BOGOR – Dinas Kesehatan (Dinkes) di Kota Bogor, Jawa Barat, baru-baru ini mengungkapkan adanya penambahan jumlah kasus keracunan akibat program Makan Bergizi Gratis (MBG). Hingga saat ini, tercatat 223 individu yang mengalami keracunan, yang menunjukkan perlu adanya perhatian lebih terhadap keamanan pangan di daerah ini.
Dalam pernyataan resmi yang dikeluarkan pada 13 Mei 2025, Kepala Dinkes Kota Bogor, Sri Nowo Retno, mengungkapkan bahwa laporan terbaru menunjukkan tambahan 9 kasus baru. “Dari hasil penyelidikan epidemiologi yang dilakukan, hari ini kami mencatat terdapat 9 korban baru, membawa total kasus menjadi 223,” ujarnya.
Rincian lebih lanjut menunjukkan bahwa dalam periode tanggal 7 hingga 12 Mei 2025, 45 orang dirawat di rumah sakit, sementara 49 orang menjalani perawatan jalan, dan 129 individu mengalami keluhan ringan yang tidak memerlukan rawat inap. “Hari ini, ada 5 pasien baru yang di rawat inap dan 4 orang di rawat jalan. Di sisi lain, 27 orang telah selesai menjalani perawatan di rumah sakit, menyisakan 18 pasien yang masih dirawat,” lanjutnya.
Ketika melihat lebih dalam ke sekolah-sekolah yang terlibat, Dinkes menemukan bahwa sembilan institusi telah melaporkan kasus keracunan. Jumlah terbanyak berasal dari SMP Bina Insani dengan 96 orang, diikuti oleh TK Bina Insani (28 orang), dan beberapa sekolah dasar yang juga melaporkan beberapa kasus. Rincian selengkapnya termasuk SD Bina Insani dengan 13 kasus, SDN Kukupu dengan 38 orang, dan SDN Kedung Jaya 1 serta 2 masing-masing melaporkan 16 dan 46 kasus.
Untuk mengatasi situasi ini, Dinas Kesehatan tetap berkoordinasi dengan pihak sekolah guna memantau perkembangan dan meningkatkan penanganan kasus. “Kami terus berhubungan dengan masing-masing sekolah mengenai kemungkinan adanya tambahan kasus, dan juga melakukan koordinasi dengan rumah sakit untuk memastikan pasien mendapatkan perawatan yang memadai,” tegas Sri Nowo Retno.
Sejak kejadian ini, perhatian publik meningkat terhadap program Makan Bergizi Gratis (MBG) yang dilaksanakan oleh Satuan Pelayanan Pemenuhan Gizi di Kota Bogor.
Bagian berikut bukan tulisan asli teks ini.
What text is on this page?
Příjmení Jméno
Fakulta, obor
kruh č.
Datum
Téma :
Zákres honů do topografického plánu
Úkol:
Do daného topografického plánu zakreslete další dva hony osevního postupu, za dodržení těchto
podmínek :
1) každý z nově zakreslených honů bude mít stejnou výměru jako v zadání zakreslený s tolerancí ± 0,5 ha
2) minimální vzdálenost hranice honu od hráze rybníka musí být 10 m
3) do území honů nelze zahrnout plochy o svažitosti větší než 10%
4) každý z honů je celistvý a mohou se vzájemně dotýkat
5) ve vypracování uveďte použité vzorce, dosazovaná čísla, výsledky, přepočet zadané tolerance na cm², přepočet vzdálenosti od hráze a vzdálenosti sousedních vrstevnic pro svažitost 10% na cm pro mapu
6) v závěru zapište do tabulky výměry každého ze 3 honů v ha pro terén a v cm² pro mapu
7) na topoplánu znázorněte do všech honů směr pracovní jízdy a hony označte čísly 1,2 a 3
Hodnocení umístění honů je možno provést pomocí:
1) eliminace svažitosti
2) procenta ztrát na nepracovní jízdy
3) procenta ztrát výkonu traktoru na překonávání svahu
Program ini awalnya bertujuan untuk memberikan akses makanan bergizi bagi masyarakat, namun kini menuai kritik dan masyarakat berharap ada langkah pencegahan yang lebih baik ke depannya.
Editan lebih lanjut terkait penyebab keracunan juga telah dilakukan. Melalui hasil uji laboratorium, terungkap bahwa ditemukan bakteri E.Coli dan Salmonella dalam makanan yang disajikan, terutama yang berbahan dasar telur dan tumis toge. Kondisi ini tentu memprihatinkan, dan mempertegas pentingnya pengawasan terhadap keamanan pangan.
Melihat situasi ini dalam konteks yang lebih luas, dapat dicatat bahwa kasus ini bukan hanya sekedar angka, tetapi merupakan panggilan untuk meningkatkan kesadaran akan pentingnya keamanan pangan. Kejadian ini juga dapat menjadi pelajaran bagi masyarakat dan instansi yang mengelola program gizi untuk lebih memperhatikan prosedur kebersihan dan keamanan dalam penyajian makanan.
Situasi ini menggambarkan tantangan yang harus dihadapi dalam pengelolaan program-program pemenuhan gizi serta pentingnya kolaborasi antara instansi pemerintah dan masyarakat untuk menciptakan lingkungan yang sehat dan aman bagi semua.